The boom in gold loans has helped propel overall non-food bank credit growth to 14.4% year-on-year. Personal loans now account for 34.5% of total bank lending, outpacing other segments and underscoring a broader shift toward consumer-driven credit expansion

Gold loans alone contributed roughly 9% of incremental bank credit during the period. Between January 2024 and January 2026, outstanding gold-backed credit rose by nearly Rs.3.1 lakh crore—an increase of about 338% over two years—more than quadrupling the size of the portfolio.

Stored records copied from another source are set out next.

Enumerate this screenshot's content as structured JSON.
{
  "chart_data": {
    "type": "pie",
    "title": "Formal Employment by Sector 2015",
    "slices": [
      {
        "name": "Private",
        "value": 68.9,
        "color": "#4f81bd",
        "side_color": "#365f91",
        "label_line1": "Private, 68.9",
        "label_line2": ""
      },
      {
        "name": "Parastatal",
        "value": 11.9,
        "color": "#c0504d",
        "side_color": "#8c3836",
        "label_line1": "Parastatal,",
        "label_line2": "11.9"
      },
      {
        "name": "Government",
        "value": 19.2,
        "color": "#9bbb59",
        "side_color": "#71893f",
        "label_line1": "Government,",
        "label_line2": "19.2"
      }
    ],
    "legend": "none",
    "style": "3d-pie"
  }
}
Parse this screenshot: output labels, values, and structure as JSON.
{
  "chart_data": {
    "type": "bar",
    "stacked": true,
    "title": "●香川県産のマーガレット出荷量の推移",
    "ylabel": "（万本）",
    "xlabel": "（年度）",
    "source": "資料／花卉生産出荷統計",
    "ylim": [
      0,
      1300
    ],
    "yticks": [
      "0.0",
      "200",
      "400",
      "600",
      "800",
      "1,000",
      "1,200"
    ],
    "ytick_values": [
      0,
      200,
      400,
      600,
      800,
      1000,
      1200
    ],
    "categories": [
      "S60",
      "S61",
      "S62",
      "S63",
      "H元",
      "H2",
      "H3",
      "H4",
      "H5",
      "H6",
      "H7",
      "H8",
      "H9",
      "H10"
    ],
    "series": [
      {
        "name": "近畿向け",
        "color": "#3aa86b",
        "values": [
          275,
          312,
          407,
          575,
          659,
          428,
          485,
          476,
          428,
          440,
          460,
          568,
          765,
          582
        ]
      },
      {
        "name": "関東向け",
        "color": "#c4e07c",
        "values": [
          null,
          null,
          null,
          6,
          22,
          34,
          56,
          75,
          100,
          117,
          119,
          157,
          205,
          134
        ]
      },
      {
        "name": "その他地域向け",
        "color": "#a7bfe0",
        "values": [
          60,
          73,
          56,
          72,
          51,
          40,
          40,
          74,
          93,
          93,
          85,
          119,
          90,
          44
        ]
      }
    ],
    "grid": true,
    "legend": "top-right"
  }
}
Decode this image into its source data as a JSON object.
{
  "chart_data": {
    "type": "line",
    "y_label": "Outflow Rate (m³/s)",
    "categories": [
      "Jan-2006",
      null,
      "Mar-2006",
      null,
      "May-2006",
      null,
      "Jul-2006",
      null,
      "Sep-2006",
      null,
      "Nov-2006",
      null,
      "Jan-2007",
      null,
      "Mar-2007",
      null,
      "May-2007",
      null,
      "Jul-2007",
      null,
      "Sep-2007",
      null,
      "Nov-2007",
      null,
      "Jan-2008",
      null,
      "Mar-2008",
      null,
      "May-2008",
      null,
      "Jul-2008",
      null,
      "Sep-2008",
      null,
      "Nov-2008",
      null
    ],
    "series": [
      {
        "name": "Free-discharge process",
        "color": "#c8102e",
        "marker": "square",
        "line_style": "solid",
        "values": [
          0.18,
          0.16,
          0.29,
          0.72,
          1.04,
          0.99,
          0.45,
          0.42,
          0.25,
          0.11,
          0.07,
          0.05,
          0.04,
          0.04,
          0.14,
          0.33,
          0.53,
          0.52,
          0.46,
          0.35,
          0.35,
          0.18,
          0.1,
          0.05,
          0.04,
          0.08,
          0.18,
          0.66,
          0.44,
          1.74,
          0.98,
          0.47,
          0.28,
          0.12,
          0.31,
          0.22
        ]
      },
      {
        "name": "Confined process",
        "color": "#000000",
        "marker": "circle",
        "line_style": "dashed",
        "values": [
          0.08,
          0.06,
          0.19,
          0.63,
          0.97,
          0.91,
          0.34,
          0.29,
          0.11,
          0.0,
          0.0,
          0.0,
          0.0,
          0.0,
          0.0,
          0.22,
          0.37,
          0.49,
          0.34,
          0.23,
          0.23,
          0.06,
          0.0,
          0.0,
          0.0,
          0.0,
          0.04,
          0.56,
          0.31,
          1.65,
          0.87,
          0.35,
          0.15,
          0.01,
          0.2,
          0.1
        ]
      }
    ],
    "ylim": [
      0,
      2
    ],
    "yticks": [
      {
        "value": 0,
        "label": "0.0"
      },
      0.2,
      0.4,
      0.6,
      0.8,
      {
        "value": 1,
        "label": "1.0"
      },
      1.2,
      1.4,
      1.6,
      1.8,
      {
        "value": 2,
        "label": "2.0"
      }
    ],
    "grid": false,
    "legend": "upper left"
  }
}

Two factors are driving the surge. First, gold prices have climbed roughly 152% over the past two years, increasing the collateral value of household holdings. Second, regulatory guidance requiring banks to classify loans secured by gold explicitly as gold loans has sharpened reporting and accelerated balance-sheet growth in the segment.

The trend highlights a distinctive feature of India’s financial system: households’ vast stock of physical gold, long viewed primarily as a store of wealth, is increasingly being mobilized as collateral for formal credit.

While personal lending and credit to nonbank financial companies within the services sector continue to expand rapidly, industrial credit remains uneven. Loans to micro, small and medium enterprises are growing steadily, but borrowing by large corporations has stayed relatively muted.

Since March 21, 2025, banks have added Rs.21.8 lakh crore to their non-food loan books, translating into 12% growth for the financial year to date. Yet it is gold—rather than factories or infrastructure—that is emerging as one of the most dynamic engines of India’s current credit cycle.